Inglaterra, la URSS y Yugoslavia fueron los otras tres selecciones que acompañaron a la ‘Azzurra’ en la fase final, que se disputaría en Nápoles, Florencia y Roma, a partido único, entre el 5 y el 8 de junio. Y fue en la semifinal ante los soviéticos cuando la suerte le guiñaría un ojo a los de Valcareggi, encomendados de nuevo a la mística de San Paolo. En este contexto, aunque ya no estuviera Yashin, la URSS era un rival complicado, que había ganado la primera Eurocopa de la historia ocho años antes y que venía de ser semifinalista en España ’64 e Inglaterra ’66. Así, tras 120 minutos de nerviosismo y batalla táctica, el partido concluyó con un 0-0 que hubo de resolverse con el lanzamiento de una moneda a cara o cruz. En aquellos tiempos la UEFA aún no había implantado las tandas de penaltis y la proximidad de fechas con respecto a la final no hacía posible jugar un partido de desempate. El colegiado alemán Kurt Tschenscher llamó a su vestuario a los capitanes Facchetti y Shesternyov al tiempo que el estadio enmudecía. Después, el histórico lateral italiano narró lo que allí se vivió: “Fue para no creerlo. La moneda se cayó por una grieta del suelo, el árbitro la sacó y la volvió a lanzar. En esta ocasión se quedó plana y de inmediato vi que había salido cara, lo que yo había elegido. Fui corriendo hacia el césped y, en cuanto mis compañeros vieron mi cara, lo celebramos todos. El San Paolo enloqueció”.
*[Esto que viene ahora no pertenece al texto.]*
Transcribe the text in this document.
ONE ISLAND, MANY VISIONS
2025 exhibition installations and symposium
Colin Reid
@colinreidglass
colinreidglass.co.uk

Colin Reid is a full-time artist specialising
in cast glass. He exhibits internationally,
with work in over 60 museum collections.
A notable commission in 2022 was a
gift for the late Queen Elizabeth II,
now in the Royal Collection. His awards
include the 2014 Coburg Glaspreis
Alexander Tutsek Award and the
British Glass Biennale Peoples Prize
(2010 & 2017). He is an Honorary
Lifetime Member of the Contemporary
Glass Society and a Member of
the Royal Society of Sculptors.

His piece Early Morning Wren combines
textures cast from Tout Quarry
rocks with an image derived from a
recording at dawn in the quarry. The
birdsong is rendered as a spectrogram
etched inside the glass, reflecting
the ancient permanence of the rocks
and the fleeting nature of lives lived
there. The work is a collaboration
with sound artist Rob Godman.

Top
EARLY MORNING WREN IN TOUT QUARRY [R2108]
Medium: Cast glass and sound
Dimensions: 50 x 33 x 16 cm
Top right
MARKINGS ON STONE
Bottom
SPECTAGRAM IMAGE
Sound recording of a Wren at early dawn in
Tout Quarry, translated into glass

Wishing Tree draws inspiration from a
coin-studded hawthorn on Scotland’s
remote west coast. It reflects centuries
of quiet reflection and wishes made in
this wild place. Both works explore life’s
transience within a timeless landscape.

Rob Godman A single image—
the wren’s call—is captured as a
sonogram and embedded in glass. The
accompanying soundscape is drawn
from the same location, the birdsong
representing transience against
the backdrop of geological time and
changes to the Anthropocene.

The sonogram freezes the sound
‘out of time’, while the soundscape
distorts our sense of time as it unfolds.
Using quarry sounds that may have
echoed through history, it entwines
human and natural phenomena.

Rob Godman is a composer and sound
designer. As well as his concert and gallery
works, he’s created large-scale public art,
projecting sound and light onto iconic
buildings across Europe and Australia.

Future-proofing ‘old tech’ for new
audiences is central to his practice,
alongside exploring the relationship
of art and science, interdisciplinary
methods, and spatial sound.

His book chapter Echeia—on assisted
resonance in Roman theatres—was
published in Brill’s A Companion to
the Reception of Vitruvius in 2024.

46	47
Muchas fueron las leyendas que se contaron sobre lo que aconteció en aquel vestuario. Desde la providencial intervención de San Genaro, patrón de Nápoles hasta la presencia de la Camorra, que habría obligado a que la moneda tuviera las dos caras iguales. Sin embargo, lo único cierto es que el azar ayudó a que la ‘Nazionale’ pudiera estar en una final que también acabaría ganando con una pizca de fortuna. Pero eso es otra historia. Porque aquella tarde del 5 de junio de 1968 Aldo Moro siguió siendo el Presidente de un país que volvió a sentirse como Di Caprio abrazado al mástil y aullando en la inmensidad del Atlántico.